It is fair to say that Parramatta Eels fans have experienced more heartache than most in the past few seasons.
This includes three wooden spoons since 2012 as well as having to endure the repercussions of the now infamous salary cap scandal that led to the club being docked 12 competition points and fined $1 million by the NRL.
However, since the appointment of Brad Arthur as head coach, performances have been on a steady incline at Parramatta, barring the unexpected train wreck that was the 2018 season. This upturn in performances has led to Arthur attracting and assembling a top eight quality squad, but inept talent identification and salary cap management throughout the years has led to the Eels losing some serious star power that Brad Arthur and previous Eels coaches would no doubt have loved to have at their disposal in the recent trying times.

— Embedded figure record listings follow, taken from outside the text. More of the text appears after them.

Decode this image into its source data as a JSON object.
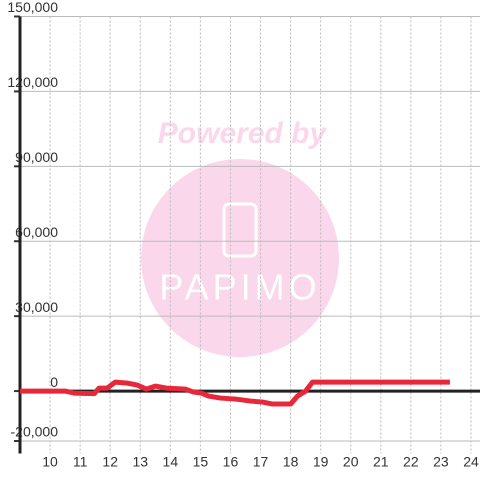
{
  "chart_data": {
    "type": "line",
    "x": [
      9.0,
      10.5,
      10.8,
      11.47,
      11.63,
      11.9,
      12.17,
      12.57,
      12.9,
      13.2,
      13.5,
      13.87,
      14.5,
      14.77,
      15.03,
      15.27,
      15.67,
      16.17,
      16.67,
      17.07,
      17.4,
      18.0,
      18.23,
      18.5,
      18.73,
      23.3
    ],
    "series": [
      {
        "color": "#e8283a",
        "values": [
          0,
          0,
          -800,
          -1000,
          1200,
          1200,
          3600,
          3200,
          2400,
          800,
          2000,
          1200,
          800,
          -400,
          -800,
          -2000,
          -2800,
          -3200,
          -4000,
          -4400,
          -5200,
          -5200,
          -2000,
          0,
          3600,
          3600
        ]
      }
    ],
    "xlim": [
      9,
      24.3
    ],
    "xticks": [
      10,
      11,
      12,
      13,
      14,
      15,
      16,
      17,
      18,
      19,
      20,
      21,
      22,
      23,
      24
    ],
    "ylim": [
      -25000,
      150000
    ],
    "yticks": [
      {
        "value": -20000,
        "label": "-20,000"
      },
      0,
      {
        "value": 30000,
        "label": "30,000"
      },
      {
        "value": 60000,
        "label": "60,000"
      },
      {
        "value": 90000,
        "label": "90,000"
      },
      {
        "value": 120000,
        "label": "120,000"
      },
      {
        "value": 150000,
        "label": "150,000"
      }
    ],
    "grid": true
  },
  "watermark": {
    "caption": "Powered by",
    "logo": "PAPIMO"
  }
}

Here are the top 10 players the Eels have let go, not re-signed or released since 2000.
10. Joe Galuvao
Joe Galuvao did his best throughout his career to put to bed the old adage that you can’t teach an old dog new tricks. After coming through the junior ranks as a pacey fullback at the Warriors, Galuvao crossed the ditch to join Penrith, where he was a member of the Panthers renowned “Hair Bears” and was nominated as one of the premier second-rowers in the game in 2003.
After a short stint at the Rabbitohs from 2006-2007, Galuvao moved back to the West and signed a two-year deal with Parramatta beginning in 2008. After a slow 2008 dogged by injury, Galuvao returned to his best in 2009, leading from the front as a part of Parramatta’s middle third rotation featuring fellow bruisers Fuifui Moimoi and skipper Nathan Cayless.

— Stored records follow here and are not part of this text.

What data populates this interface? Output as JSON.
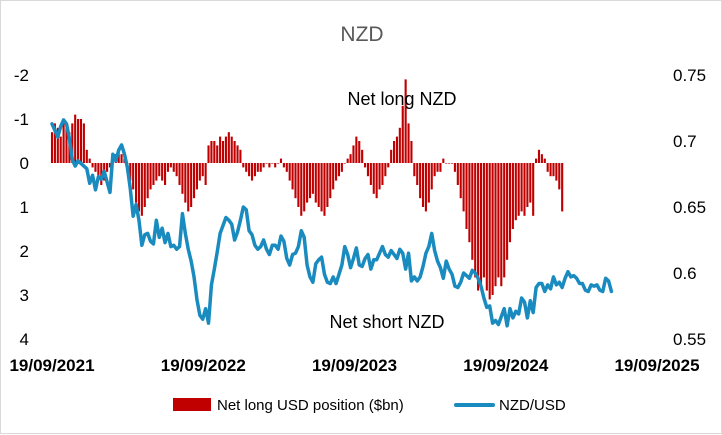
{
  "chart_data": {
    "type": "bar+line",
    "title": "NZD",
    "annotations": [
      "Net long NZD",
      "Net short NZD"
    ],
    "x_tick_labels": [
      "19/09/2021",
      "19/09/2022",
      "19/09/2023",
      "19/09/2024",
      "19/09/2025"
    ],
    "left_axis": {
      "ticks": [
        "-2",
        "-1",
        "0",
        "1",
        "2",
        "3",
        "4"
      ],
      "range": [
        -2,
        4
      ],
      "inverted": true
    },
    "right_axis": {
      "ticks": [
        "0.75",
        "0.7",
        "0.65",
        "0.6",
        "0.55"
      ],
      "range": [
        0.55,
        0.75
      ]
    },
    "legend": {
      "position": "bottom"
    },
    "grid": false,
    "series": [
      {
        "name": "Net long USD position ($bn)",
        "type": "bar",
        "axis": "left",
        "color": "#c00000",
        "x_start": "2021-09-19",
        "step_days": 7,
        "values": [
          -0.7,
          -0.9,
          -0.8,
          -0.6,
          -1.0,
          -0.8,
          -0.7,
          -0.9,
          -1.1,
          -1.0,
          -1.0,
          -0.9,
          -0.3,
          -0.1,
          0.1,
          0.2,
          0.3,
          0.5,
          0.4,
          0.2,
          0.1,
          -0.1,
          -0.2,
          -0.3,
          -0.2,
          -0.1,
          0.2,
          0.4,
          0.6,
          0.9,
          1.1,
          1.2,
          1.0,
          0.8,
          0.6,
          0.5,
          0.4,
          0.3,
          0.4,
          0.5,
          0.2,
          0.1,
          0.2,
          0.3,
          0.5,
          0.7,
          0.9,
          1.1,
          1.0,
          0.8,
          0.6,
          0.4,
          0.3,
          0.5,
          -0.4,
          -0.5,
          -0.5,
          -0.4,
          -0.6,
          -0.5,
          -0.6,
          -0.7,
          -0.6,
          -0.5,
          -0.4,
          -0.3,
          0.1,
          0.2,
          0.3,
          0.4,
          0.3,
          0.2,
          0.2,
          0.1,
          0.0,
          0.1,
          0.0,
          0.1,
          0.0,
          -0.1,
          0.1,
          0.2,
          0.4,
          0.6,
          0.8,
          1.0,
          1.2,
          1.1,
          0.9,
          0.8,
          0.7,
          0.9,
          1.0,
          1.1,
          1.2,
          1.0,
          0.8,
          0.6,
          0.4,
          0.3,
          0.2,
          0.0,
          -0.1,
          -0.2,
          -0.4,
          -0.6,
          -0.5,
          -0.3,
          0.1,
          0.3,
          0.5,
          0.7,
          0.8,
          0.6,
          0.5,
          0.3,
          0.1,
          -0.3,
          -0.5,
          -0.6,
          -0.8,
          -1.3,
          -1.9,
          -0.9,
          -0.5,
          0.3,
          0.5,
          0.8,
          1.0,
          1.1,
          0.9,
          0.6,
          0.3,
          0.2,
          0.2,
          -0.1,
          0.0,
          0.0,
          0.0,
          0.2,
          0.5,
          0.8,
          1.1,
          1.5,
          1.8,
          2.2,
          2.6,
          2.9,
          2.8,
          2.6,
          2.9,
          3.1,
          3.0,
          2.8,
          2.6,
          2.8,
          2.6,
          2.2,
          1.8,
          1.5,
          1.3,
          1.2,
          1.1,
          1.2,
          1.0,
          0.9,
          1.2,
          -0.1,
          -0.3,
          -0.2,
          -0.1,
          0.2,
          0.3,
          0.3,
          0.4,
          0.6,
          1.1
        ]
      },
      {
        "name": "NZD/USD",
        "type": "line",
        "axis": "right",
        "color": "#1a8bbf",
        "x_start": "2021-09-19",
        "step_days": 7,
        "values": [
          0.713,
          0.708,
          0.703,
          0.711,
          0.716,
          0.713,
          0.702,
          0.686,
          0.681,
          0.685,
          0.683,
          0.681,
          0.679,
          0.668,
          0.674,
          0.663,
          0.673,
          0.671,
          0.677,
          0.669,
          0.661,
          0.69,
          0.685,
          0.693,
          0.697,
          0.69,
          0.68,
          0.664,
          0.643,
          0.652,
          0.64,
          0.621,
          0.629,
          0.63,
          0.624,
          0.622,
          0.64,
          0.627,
          0.634,
          0.623,
          0.63,
          0.62,
          0.621,
          0.618,
          0.62,
          0.645,
          0.63,
          0.618,
          0.609,
          0.597,
          0.58,
          0.568,
          0.565,
          0.573,
          0.562,
          0.591,
          0.603,
          0.616,
          0.63,
          0.636,
          0.642,
          0.64,
          0.637,
          0.625,
          0.631,
          0.64,
          0.65,
          0.648,
          0.632,
          0.629,
          0.621,
          0.618,
          0.62,
          0.625,
          0.618,
          0.614,
          0.621,
          0.621,
          0.618,
          0.628,
          0.624,
          0.611,
          0.606,
          0.614,
          0.615,
          0.62,
          0.632,
          0.627,
          0.606,
          0.597,
          0.593,
          0.607,
          0.61,
          0.612,
          0.599,
          0.593,
          0.592,
          0.597,
          0.592,
          0.599,
          0.606,
          0.62,
          0.614,
          0.604,
          0.611,
          0.619,
          0.606,
          0.605,
          0.611,
          0.614,
          0.603,
          0.61,
          0.61,
          0.615,
          0.62,
          0.614,
          0.612,
          0.617,
          0.614,
          0.611,
          0.618,
          0.615,
          0.603,
          0.615,
          0.594,
          0.597,
          0.594,
          0.597,
          0.605,
          0.615,
          0.62,
          0.63,
          0.617,
          0.609,
          0.604,
          0.596,
          0.609,
          0.603,
          0.599,
          0.59,
          0.589,
          0.593,
          0.6,
          0.598,
          0.596,
          0.602,
          0.6,
          0.596,
          0.59,
          0.581,
          0.574,
          0.575,
          0.562,
          0.564,
          0.561,
          0.567,
          0.573,
          0.56,
          0.573,
          0.566,
          0.571,
          0.569,
          0.581,
          0.578,
          0.566,
          0.579,
          0.57,
          0.589,
          0.592,
          0.592,
          0.586,
          0.591,
          0.588,
          0.597,
          0.591,
          0.593,
          0.589,
          0.596,
          0.601,
          0.597,
          0.598,
          0.596,
          0.592,
          0.592,
          0.587,
          0.586,
          0.591,
          0.59,
          0.591,
          0.587,
          0.586,
          0.596,
          0.594,
          0.586
        ]
      }
    ]
  }
}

Galuvao’s consistent go-forward and bruising tackling style helped propel Parramatta to the Grand Final in 2009, before eventually going down to the Melbourne Storm, who were later stripped of the title due to salary cap cheating.
Nearing 30 and with his best football seemingly behind him, the Eels did not place Galuvao as a priority re-signing. Leading to the South Auckland junior being eventually snapped up by the Sea Eagles on a three-year deal.
Over the following three-years, Galuvao’s stock would skyrocket after transitioning into a starting prop, helping his Sea Eagles to three consecutive top-eight finishes (two of which were in the top four) and one premiership, with Galuvao being lauded for his workmanlike performances in the middle and ability to gain metres post-contact.
Unfortunately, Parramatta’s trajectory went the complete opposite way to Galuvao’s following his departure, finishing 12th, 14th and last respectively. While he was at the end of his career, Galuvao’s no-nonsense style of play and leadership qualities could have no doubt helped the Eels in their attempt to become a consistent top-eight side in the late 2000s.